#Alltagstalkdonts

Sprache ist Bindung

von Manuela

Kinder hören alles mit – genau deswegen sollten wir nicht über sie reden, wenn sie dabei sind!

Meine Tochter sitzt auf meinem Schoß, wir sind bei einer der Vorsorgeuntersuchungen beim Arzt.

Sie möchte nicht untersucht werden (und ja, ich bin stolz auf sie, ehrlich, es ist schließlich „ihr Körper“ und ihr ist es unheimlich jetzt bestimmte Dinge zu tun einem fremden Menschen gegenüber, der es auch noch eilig hat).

Die Ärztin fragt mich, während meine Tochter auf mir sitzt, unter anderem diese Frage: „Warum will sie denn nicht?“

Es folgen noch mehr derartige Fragen, in denen es über das Kind geht, das doch eigentlich direkt am Gespräch teilnimmt.

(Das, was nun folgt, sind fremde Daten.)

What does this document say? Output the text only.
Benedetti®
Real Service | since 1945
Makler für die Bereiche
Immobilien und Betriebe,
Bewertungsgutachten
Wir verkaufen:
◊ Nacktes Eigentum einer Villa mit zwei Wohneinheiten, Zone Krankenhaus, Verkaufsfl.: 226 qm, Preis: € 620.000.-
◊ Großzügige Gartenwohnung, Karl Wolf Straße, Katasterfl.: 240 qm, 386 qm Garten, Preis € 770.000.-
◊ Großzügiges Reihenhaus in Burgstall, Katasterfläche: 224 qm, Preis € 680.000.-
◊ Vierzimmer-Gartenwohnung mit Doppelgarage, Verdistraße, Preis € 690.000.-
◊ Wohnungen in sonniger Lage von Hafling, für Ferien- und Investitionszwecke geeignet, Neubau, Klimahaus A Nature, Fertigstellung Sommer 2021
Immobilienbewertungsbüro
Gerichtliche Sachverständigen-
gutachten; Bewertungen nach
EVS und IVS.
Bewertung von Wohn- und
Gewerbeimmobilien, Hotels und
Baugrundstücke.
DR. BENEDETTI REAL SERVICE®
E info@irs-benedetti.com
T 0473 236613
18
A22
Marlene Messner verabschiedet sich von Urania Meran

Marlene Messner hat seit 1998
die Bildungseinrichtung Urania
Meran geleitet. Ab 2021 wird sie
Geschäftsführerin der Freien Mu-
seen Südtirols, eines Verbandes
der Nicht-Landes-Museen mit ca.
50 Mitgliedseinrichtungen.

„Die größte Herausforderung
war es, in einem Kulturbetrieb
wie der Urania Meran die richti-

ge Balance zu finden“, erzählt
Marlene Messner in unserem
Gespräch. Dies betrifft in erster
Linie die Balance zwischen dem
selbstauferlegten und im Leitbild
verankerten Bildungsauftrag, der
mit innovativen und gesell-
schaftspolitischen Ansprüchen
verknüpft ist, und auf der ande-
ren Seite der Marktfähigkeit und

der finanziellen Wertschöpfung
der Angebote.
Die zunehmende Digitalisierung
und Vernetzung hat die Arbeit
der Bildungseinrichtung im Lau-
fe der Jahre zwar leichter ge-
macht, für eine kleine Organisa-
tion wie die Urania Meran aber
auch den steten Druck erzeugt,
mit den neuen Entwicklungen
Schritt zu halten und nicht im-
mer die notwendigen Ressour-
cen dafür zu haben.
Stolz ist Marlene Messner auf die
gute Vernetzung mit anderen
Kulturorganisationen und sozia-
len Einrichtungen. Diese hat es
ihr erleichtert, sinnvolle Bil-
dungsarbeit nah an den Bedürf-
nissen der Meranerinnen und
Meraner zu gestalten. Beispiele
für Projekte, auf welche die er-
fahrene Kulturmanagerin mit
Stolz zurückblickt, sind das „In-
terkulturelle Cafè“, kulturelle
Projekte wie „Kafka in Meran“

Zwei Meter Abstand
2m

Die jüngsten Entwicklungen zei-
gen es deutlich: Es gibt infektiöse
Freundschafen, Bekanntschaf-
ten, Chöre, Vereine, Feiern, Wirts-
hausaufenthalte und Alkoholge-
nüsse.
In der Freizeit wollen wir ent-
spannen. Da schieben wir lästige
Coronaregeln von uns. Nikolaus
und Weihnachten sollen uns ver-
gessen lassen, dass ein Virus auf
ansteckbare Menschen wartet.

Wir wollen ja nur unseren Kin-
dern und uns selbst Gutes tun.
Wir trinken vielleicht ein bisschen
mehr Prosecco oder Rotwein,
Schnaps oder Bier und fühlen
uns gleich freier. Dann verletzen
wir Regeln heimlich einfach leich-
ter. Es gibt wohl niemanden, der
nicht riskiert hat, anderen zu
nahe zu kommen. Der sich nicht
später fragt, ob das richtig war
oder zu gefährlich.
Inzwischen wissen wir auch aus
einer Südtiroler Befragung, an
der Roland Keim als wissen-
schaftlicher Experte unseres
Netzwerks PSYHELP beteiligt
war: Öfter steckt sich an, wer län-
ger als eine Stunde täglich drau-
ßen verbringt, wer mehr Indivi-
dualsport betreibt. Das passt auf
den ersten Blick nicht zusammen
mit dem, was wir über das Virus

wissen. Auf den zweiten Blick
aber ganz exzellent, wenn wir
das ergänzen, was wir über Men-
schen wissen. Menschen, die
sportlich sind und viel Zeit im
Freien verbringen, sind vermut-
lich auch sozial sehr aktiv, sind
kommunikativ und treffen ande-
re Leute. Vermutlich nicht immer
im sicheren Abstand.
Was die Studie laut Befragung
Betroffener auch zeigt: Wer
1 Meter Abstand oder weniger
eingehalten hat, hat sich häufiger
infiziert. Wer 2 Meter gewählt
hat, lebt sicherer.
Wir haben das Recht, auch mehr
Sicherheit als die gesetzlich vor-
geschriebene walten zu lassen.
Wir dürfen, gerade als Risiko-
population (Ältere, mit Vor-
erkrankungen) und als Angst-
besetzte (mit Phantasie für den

Meine Tochter hört, riecht, sieht alles. Sie ist mitten drin, während mich die Ärztin über das Gefühlsleben meiner Tochter ausfragen möchte: Sie will über sie reden, obwohl sie dabei ist.

Ich versuche das Gespräch zu lenken, unser aller Gesicht zu wahren und vor allem dabei auch meine Tochter zu schützen. Am Ende der Untersuchung bin ich sehr müde. Und vor allem traurig.
Denn wenn wir über Kinder reden in deren Beisein, macht es was mit ihnen.

Über jemanden sprechen schadet dem Selbstwertgefühl

Seitdem mir das vor Jahren bewusst auffiel, erlebe ich immer und immer wieder solche Situationen, in denen Erwachsene über ihr Kind sprechen. Was es alles gesagt, gemacht, wie es sich (meist nicht annehmbar für das Elternteil) verhalten hat. 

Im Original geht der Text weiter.